Pour quelle rédemp­tion ?

Bruno Tack­els.

Au fes­ti­val d’Avignon, pour ses 25 dernières années d’activité

Fes­ti­val,

Je suis venu chez toi avec qua­tre représen­ta­tions théâ­trales. Avec des hommes, des femmes, des enfants, des ani­maux et des camions d’objets. J’ai vécu un moment dans ton vil­lage. J’y ai occupé trois maisons et un hôtel. Et chaque fois, j’y ai vu la mul­ti­tude des gens. Quelle chose étrange que cette mul­ti­tude. Que fai­sait-elle là, à chaque nou­veau ren­dez-vous ?
Tous en rang, assis devant une image (lorsqu’il y en avait une). Que voulaient-ils tous ? Manger ?

Mes­sage numéro un : GIULIO CESARE
Mes­sage numéro deux : VOYAGE AU BOUT DE LA NUIT
Mes­sage numéro trois : GENESI, FROM THE MUSEUM OF SLEEP
Mes­sage numéro qua­tre : TRAGEDIAE NDOGONIDIA A.# 02 ‑AVIGNON — IIe EPISODIO

GIULIO CESARE de Romeo Castelluci d'après Shakespeare, mise en scène de Romeo Castelluci, avec Maurizio Carra, photo festival d'Avignon.
GIULIO CESARE de Romeo Castel­lu­ci d’après Shake­speare, mise en scène de Romeo Castel­lu­ci, avec Mau­r­izio Car­ra, pho­to fes­ti­val d’Av­i­gnon.

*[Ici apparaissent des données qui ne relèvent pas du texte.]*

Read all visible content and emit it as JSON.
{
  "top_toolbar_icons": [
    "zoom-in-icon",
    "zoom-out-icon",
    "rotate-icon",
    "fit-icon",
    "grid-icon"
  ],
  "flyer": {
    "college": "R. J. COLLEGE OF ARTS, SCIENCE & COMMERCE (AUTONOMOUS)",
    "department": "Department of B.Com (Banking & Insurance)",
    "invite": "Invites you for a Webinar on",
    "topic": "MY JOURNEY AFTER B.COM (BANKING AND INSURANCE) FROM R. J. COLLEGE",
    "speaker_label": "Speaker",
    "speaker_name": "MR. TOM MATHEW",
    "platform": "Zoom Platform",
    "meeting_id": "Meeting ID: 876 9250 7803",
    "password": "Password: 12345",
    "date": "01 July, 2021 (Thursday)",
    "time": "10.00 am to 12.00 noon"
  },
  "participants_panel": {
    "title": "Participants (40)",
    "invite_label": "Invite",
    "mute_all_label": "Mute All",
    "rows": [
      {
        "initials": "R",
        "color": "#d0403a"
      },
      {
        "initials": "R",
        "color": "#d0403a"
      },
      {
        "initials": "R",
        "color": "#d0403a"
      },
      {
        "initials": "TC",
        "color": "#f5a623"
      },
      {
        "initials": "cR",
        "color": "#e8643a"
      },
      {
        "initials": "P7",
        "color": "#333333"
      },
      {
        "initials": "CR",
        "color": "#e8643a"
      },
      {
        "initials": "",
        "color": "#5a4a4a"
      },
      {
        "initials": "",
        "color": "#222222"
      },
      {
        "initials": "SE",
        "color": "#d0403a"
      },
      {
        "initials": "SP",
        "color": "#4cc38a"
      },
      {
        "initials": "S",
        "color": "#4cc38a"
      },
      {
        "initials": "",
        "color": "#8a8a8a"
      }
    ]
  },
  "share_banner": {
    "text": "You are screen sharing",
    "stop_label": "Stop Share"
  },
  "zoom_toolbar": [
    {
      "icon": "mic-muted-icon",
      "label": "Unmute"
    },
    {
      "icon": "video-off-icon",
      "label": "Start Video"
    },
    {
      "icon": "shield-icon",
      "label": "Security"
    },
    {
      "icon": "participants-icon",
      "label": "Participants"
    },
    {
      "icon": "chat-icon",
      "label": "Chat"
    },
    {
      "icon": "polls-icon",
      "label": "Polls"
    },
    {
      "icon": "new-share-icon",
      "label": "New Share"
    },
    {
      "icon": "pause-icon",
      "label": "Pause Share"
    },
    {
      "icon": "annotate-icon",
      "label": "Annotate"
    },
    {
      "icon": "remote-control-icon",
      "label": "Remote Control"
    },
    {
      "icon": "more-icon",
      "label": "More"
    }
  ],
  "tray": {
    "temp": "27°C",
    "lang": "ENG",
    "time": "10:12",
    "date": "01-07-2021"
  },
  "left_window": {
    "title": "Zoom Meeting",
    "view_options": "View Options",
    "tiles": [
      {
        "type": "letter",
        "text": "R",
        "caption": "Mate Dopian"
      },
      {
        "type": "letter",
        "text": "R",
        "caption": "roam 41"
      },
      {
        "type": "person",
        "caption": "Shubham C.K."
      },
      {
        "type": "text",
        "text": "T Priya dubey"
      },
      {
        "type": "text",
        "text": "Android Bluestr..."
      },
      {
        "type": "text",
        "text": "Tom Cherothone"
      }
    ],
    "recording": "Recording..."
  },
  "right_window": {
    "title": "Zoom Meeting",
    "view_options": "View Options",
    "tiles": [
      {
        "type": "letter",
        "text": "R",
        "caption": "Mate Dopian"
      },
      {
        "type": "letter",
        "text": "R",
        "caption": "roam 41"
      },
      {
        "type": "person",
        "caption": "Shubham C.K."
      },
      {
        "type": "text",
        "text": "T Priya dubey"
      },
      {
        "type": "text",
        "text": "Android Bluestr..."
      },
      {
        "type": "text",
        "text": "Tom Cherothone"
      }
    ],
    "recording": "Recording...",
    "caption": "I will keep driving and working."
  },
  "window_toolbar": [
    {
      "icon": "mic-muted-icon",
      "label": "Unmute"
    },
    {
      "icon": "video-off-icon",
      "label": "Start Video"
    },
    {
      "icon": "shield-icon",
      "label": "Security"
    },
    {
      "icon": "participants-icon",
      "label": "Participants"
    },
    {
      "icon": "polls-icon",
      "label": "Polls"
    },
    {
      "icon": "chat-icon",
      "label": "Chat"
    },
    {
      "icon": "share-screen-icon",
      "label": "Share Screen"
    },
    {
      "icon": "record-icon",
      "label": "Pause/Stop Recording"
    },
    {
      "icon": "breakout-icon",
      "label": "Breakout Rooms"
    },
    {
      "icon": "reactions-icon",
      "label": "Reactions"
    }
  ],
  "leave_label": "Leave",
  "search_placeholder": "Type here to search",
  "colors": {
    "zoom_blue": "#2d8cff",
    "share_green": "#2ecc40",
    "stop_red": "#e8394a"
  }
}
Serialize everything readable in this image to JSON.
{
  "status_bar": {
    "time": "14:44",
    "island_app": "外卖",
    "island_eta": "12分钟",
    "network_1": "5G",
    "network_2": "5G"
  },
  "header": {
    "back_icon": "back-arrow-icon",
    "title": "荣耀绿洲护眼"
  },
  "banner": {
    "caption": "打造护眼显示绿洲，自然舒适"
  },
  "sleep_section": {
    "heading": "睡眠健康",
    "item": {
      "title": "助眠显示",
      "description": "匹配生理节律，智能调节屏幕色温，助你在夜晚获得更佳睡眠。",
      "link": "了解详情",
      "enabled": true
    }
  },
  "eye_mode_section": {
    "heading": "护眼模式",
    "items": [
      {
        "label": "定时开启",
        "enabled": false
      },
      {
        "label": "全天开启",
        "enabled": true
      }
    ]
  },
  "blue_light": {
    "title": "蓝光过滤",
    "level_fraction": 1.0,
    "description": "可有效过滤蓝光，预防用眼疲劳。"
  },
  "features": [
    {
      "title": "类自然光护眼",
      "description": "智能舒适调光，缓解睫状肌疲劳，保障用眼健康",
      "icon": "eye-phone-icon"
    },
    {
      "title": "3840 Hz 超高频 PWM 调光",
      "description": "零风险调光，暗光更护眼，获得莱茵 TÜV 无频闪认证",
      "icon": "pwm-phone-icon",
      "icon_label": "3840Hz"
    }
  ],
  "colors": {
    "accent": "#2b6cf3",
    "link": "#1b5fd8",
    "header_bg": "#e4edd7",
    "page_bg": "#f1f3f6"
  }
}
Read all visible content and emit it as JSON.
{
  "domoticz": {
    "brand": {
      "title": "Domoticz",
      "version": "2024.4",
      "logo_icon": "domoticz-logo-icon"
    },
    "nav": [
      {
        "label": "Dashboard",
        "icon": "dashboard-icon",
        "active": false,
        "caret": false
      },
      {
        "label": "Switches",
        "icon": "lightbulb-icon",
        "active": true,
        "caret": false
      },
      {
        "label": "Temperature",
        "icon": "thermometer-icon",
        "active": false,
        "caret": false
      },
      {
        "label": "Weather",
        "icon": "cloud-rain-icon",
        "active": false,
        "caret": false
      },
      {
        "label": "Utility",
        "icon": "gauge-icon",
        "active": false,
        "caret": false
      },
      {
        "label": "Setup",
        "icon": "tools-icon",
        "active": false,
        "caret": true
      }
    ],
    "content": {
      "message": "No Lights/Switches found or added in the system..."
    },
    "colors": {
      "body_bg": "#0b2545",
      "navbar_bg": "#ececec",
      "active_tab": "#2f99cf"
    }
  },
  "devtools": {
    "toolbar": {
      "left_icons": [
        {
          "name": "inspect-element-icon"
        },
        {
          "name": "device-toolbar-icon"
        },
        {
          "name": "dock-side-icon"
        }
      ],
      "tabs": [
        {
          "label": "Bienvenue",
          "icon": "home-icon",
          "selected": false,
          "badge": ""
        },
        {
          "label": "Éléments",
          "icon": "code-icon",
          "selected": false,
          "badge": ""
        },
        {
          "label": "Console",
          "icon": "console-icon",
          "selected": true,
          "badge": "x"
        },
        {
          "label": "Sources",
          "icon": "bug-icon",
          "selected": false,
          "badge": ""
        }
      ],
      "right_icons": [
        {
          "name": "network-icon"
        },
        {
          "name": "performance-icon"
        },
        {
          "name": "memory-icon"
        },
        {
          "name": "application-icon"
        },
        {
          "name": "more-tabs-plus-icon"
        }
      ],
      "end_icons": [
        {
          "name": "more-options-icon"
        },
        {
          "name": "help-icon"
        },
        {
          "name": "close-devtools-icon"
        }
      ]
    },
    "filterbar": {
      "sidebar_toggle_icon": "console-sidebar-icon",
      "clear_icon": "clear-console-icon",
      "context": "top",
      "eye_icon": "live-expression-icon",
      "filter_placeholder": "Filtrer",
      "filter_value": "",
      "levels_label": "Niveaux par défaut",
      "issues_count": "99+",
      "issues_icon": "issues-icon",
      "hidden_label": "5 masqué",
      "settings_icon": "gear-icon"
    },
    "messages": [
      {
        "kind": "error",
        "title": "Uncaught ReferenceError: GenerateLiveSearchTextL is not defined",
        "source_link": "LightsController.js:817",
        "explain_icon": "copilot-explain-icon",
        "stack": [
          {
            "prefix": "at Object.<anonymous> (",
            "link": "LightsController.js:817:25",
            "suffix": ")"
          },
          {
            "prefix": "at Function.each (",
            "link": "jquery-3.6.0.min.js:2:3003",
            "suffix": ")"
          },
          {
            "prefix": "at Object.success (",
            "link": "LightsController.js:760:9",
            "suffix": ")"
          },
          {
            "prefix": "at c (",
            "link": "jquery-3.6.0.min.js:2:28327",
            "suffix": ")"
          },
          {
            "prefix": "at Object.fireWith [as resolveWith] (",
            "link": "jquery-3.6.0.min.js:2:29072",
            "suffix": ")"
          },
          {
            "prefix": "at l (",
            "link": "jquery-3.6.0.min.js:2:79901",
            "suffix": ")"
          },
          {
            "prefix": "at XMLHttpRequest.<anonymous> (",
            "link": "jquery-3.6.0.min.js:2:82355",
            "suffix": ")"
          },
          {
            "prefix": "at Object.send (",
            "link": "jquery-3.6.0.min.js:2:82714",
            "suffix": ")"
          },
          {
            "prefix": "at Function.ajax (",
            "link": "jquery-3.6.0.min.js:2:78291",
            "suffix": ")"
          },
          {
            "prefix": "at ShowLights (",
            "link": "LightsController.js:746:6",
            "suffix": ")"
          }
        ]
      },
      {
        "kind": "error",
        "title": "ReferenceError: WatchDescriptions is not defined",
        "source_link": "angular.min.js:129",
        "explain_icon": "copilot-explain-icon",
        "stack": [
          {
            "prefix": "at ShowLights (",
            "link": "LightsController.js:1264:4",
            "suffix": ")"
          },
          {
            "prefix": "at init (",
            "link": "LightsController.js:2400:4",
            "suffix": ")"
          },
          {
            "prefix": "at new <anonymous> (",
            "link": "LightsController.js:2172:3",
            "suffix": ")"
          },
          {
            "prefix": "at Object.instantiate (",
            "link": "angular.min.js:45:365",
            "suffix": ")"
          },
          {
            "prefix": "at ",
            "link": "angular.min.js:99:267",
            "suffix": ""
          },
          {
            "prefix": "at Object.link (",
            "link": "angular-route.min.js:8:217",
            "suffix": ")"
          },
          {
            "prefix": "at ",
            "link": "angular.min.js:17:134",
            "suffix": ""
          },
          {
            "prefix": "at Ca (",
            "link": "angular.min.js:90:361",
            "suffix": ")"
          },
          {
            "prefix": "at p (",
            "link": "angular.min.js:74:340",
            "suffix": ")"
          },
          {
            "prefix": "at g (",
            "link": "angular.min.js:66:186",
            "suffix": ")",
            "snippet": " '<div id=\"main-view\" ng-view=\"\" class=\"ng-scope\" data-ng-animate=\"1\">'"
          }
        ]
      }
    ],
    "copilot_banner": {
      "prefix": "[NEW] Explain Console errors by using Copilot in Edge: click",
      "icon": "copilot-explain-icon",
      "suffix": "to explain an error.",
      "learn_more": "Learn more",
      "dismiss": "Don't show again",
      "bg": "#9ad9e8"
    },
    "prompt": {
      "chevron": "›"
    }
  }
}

Fes­ti­val, toi et moi, me sem­ble-t-il, avons fait oeu­vre d’expansion. Pour d’aucuns, le résul­tat aura peut-être été odieux ou raté. Mais le sale boulot, il faut bien que quelqu’un le fasse. Pur dans l’impureté et impur dans la pureté, c’est — si je ne m’abuse — ce que je t’ai dit.

D’une cer­taine manière, je t’ai pro­posé sur des reg­istres divers une forme de vision qui englobe tout. Et toi, tu as tout accep­té. Tu as accep­té que quelqu’un détourne, pour toi, la pléni­tude nom­i­nale, et par­tant récon­for­t­ante, de la tra­di­tion.

Tu as accep­té que quelqu’un, lui-même en posi­tion indé­ni­able de cor­rup­tion, par­le de pureté. J’ai voulu, me sem­ble-t-il et si tu en con­viens, tuer la langue mater­nelle. Et Dieu seul sait avec quelle déter­mi­na­tion je m’y suis appliqué.

Et encore, jusqu’à rouler dans la pous­sière la radi­ance du « je par­le ». Tu as bu mon métal. Tu as écouté ma ligne de feu. Tu t’es lais­sé piétin­er par les sabots de mon bouc. Tu t’es lais­sé hum­i­li­er par un con­nard quel­conque (en l’occurrence, moi) qui a mis en scène la scène du désas­tre, occa­sion unique pour sor­tir et se mon­tr­er à décou­vert.
Toi, tu pro­tégeais mes arrières alors que moi, qui ne suis per­son­ne, j’essayais d’assembler une forme de cen­dre com­pressée. Quelqu’un qui aurait assisté à la scène aurait trou­vé tout cela telle­ment mer­veilleux, telle­ment grotesque.
Au fond, c’est cela, tout sim­ple­ment, ce que nous avons essayé de faire. Nous avons com­pris que si nous voulons être sincères, ne serait-ce qu’un peu, tout ce que nous pou­vons faire c’est dire la puis­sance du « non dire » et faire du théâtre un lieu de « seuil » et finale­ment de fuite. Nous (mais peut-être est-il préférable que je par­le en mon nom, si tu le veux bien), ce qui nous intéresse c’est un théâtre qui ne s’occupe pas du réel et qui n’interprète pas à l’infini les signes du monde comme un sémi­o­logue en vacances de Pâques.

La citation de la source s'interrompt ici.